Bernie Zamzow is Boise's gardener extraordinaire

At 92, he still works the land behind the Fairview store his parents opened in 1933

 

BY TIM WOODWARD - twoodward@idahostatesman.com

Edition Date: 06/10/08

In a green oasis behind the Fairview Avenue Zamzows store, a vigorous man of 92 works in his garden - as he has nearly every summer for 68 years. His parents, August and Carmalita Zamzow, opened the store, the original Zamzows, in 1933. Bernie Zamzow and his late wife, Helen, built their home on a half acre behind it in 1940. The woman who sold them the land wanted him to buy 10 acres. It was $400 an acre, though, and he didn't want to go into debt.

"I can still hear her saying, 'Young man, you'll be sorry!'" he said. "I know of an acre near here that sold not too long ago for $180,000, but I was never sorry. I have everything I need here."

Most customers who shop at the store have no idea that a picture-perfect garden is tucked away behind it. Zamzow returns from his winter home in Arizona when the soil is warm enough to work - he's been known to bring plant starts home with him in a suitcase - and spends virtually every day tending his garden, eschewing power equipment for hand tools and the exotic for the tried and true.

"I've tried some of those fancy tomatoes, but I don't like them," he said during a break in one of his daily hoeing sessions. "I plant the Early Girls and others I like. If you don't like it, why plant it?" Manicured rows of vegetables fill a space behind and larger than his back lawn. Lettuce, tomatoes, carrots, radishes beets and other irrigated crops all but spring from the soil. Berry bushes and fruit trees line the yard. A fence separates the yard from what he calls "the back 40," land that belongs to his neighbors but he uses to grow a second garden: corn, squash, beans, rhubarb, sweet potatoes, melons

He figures he gives away about 90 percent of what he grows. "If I don't have anybody who wants it, I take it over to the store," he said. "There's always a customer who'll take it." His tips for growing a successful garden: Add compost every year and balance it with organic fertilizer. Irrigate rather than sprinkling. Keep insects at bay with a mixture of vinegar and water. "And a hoe doesn't hurt."

Lean and tan in jeans, a T-shirt and a Zamzows ball cap, he looks younger than his years. When it's too wet to work in the garden, he trims bushes or trees or works around the house. At 92, he thinks nothing of climbing onto the roof to fix a shingle or scaling a tree trunk to saw off a limb.

"Guys have asked to mow the lawn, and I tell them if they did it what would I have to do? I don't need anybody to do my work for me." His work gloves are so worn they have holes in the knuckles. Charlotte Eller, a friend, says he "owes his longevity to exercise. He rides his bike everywhere. He still goes dancing. He works hard, and he plays hard." Playing hard would include gold, silver and bronze horseshoe-pitching medals in the Senior Olympics.

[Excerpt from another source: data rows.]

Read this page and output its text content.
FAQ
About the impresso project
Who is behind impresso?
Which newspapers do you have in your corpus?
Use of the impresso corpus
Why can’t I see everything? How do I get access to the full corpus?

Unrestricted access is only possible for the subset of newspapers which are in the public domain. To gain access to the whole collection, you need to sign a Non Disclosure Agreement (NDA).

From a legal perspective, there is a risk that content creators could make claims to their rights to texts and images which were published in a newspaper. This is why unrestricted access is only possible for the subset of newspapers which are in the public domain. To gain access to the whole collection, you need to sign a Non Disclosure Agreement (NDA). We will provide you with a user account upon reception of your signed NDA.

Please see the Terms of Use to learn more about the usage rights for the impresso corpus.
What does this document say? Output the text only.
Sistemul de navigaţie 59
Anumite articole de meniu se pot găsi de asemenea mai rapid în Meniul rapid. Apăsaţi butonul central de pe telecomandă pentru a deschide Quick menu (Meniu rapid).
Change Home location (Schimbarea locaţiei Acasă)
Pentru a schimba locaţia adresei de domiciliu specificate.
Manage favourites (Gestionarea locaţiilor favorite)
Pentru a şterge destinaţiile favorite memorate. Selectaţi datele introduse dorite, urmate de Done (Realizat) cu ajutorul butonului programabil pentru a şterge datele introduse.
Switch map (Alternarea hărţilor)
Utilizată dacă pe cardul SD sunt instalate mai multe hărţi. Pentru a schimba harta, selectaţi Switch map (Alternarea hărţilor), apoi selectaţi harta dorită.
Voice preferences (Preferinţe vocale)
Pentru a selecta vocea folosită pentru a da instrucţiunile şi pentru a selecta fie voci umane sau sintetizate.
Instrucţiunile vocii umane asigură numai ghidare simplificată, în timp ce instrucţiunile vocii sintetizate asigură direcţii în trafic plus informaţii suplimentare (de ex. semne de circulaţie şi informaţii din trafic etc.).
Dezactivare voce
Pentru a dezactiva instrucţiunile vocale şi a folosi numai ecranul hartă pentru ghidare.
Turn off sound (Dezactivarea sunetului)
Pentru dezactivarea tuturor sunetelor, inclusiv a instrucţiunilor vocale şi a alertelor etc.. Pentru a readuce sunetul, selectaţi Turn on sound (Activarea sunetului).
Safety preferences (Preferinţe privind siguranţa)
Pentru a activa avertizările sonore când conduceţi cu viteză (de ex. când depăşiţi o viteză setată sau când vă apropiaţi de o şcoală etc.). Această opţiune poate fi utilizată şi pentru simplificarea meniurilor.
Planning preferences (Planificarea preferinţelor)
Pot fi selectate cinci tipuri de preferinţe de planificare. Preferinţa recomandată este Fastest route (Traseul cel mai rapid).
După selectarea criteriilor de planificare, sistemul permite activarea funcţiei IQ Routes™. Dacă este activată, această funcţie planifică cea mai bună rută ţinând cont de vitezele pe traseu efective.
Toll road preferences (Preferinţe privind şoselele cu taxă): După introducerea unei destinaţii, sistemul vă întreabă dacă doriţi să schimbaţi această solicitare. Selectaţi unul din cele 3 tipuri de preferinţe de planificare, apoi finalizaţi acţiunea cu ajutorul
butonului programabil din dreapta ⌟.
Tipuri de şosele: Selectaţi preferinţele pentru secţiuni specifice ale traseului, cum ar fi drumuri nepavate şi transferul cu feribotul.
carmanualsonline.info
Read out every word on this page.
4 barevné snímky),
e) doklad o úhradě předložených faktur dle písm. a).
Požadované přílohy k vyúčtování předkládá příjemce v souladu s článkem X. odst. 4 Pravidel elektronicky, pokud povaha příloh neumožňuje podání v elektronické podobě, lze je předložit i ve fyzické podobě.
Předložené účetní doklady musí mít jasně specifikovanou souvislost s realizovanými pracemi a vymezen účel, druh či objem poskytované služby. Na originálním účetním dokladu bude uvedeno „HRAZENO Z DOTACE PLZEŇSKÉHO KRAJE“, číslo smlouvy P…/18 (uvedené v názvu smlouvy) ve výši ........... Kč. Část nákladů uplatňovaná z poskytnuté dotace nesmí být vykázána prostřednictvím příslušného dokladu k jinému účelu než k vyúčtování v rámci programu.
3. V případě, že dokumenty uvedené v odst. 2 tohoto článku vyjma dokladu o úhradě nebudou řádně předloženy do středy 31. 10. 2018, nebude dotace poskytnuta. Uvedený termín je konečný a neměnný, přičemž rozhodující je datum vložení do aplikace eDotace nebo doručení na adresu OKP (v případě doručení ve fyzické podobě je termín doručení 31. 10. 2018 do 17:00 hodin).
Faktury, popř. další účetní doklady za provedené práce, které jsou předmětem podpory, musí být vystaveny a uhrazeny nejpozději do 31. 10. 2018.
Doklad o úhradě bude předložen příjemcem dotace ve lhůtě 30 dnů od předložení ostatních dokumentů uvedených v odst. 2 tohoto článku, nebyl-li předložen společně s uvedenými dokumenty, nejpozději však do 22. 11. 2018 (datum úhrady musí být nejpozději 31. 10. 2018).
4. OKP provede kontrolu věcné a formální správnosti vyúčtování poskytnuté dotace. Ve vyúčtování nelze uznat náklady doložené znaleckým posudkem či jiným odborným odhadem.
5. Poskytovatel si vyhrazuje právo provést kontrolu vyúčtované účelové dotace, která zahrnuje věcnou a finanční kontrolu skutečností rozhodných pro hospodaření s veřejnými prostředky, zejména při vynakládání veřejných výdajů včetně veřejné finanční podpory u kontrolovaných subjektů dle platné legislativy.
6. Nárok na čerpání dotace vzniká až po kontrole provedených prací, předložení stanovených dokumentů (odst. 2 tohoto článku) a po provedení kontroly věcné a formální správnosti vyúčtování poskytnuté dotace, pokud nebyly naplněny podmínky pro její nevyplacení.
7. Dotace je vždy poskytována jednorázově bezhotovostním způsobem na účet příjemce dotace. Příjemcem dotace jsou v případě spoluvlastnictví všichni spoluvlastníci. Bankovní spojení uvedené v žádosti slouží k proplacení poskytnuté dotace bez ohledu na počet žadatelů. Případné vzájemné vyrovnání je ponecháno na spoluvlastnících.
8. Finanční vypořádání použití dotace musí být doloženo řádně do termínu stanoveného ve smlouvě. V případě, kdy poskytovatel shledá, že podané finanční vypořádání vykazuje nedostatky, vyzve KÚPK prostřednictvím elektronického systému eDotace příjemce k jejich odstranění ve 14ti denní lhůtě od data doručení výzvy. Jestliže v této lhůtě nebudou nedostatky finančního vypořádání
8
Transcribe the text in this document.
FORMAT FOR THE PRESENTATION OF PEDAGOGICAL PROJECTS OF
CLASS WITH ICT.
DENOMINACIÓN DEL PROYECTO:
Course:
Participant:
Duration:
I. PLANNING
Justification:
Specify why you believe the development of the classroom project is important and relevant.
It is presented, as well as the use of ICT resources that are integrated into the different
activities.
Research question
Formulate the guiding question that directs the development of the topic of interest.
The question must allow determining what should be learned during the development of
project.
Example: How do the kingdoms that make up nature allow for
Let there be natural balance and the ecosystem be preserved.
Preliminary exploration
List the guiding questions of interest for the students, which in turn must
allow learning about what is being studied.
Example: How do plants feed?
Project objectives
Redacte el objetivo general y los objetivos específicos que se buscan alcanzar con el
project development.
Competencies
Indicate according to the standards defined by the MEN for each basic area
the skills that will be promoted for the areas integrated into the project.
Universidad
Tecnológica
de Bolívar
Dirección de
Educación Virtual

Jim Zamzow, who, with his brother Rick owns and operates 10 Zamzows stores, credits his father with saving the family business: "We make a big fuss about grandmother and grandfather and what we're doing now, but the one who held it all together was Dad. Without him, we wouldn't have the business. It was failing when he came back from World War II. He salvaged it with hard work and the business experience he got as an Army supply officer." Even in the Army, he had a garden. One of Jim Zamzow's favorite stories is of his father "sitting in a chair with a shotgun, waiting for a gopher that was eating his carrots. He waited all day. When the carrots started wiggling, he started blasting."

Moral: Don't get between a gardener and his vegetables. "I guess I'm just a farmer at heart," he said. "Gardening is fun for me. I like to grow things, and I like fruits and vegetables. "To me it's invigorating to plant things and see them come up, grow, mature and produce edible food. I never get tired of it."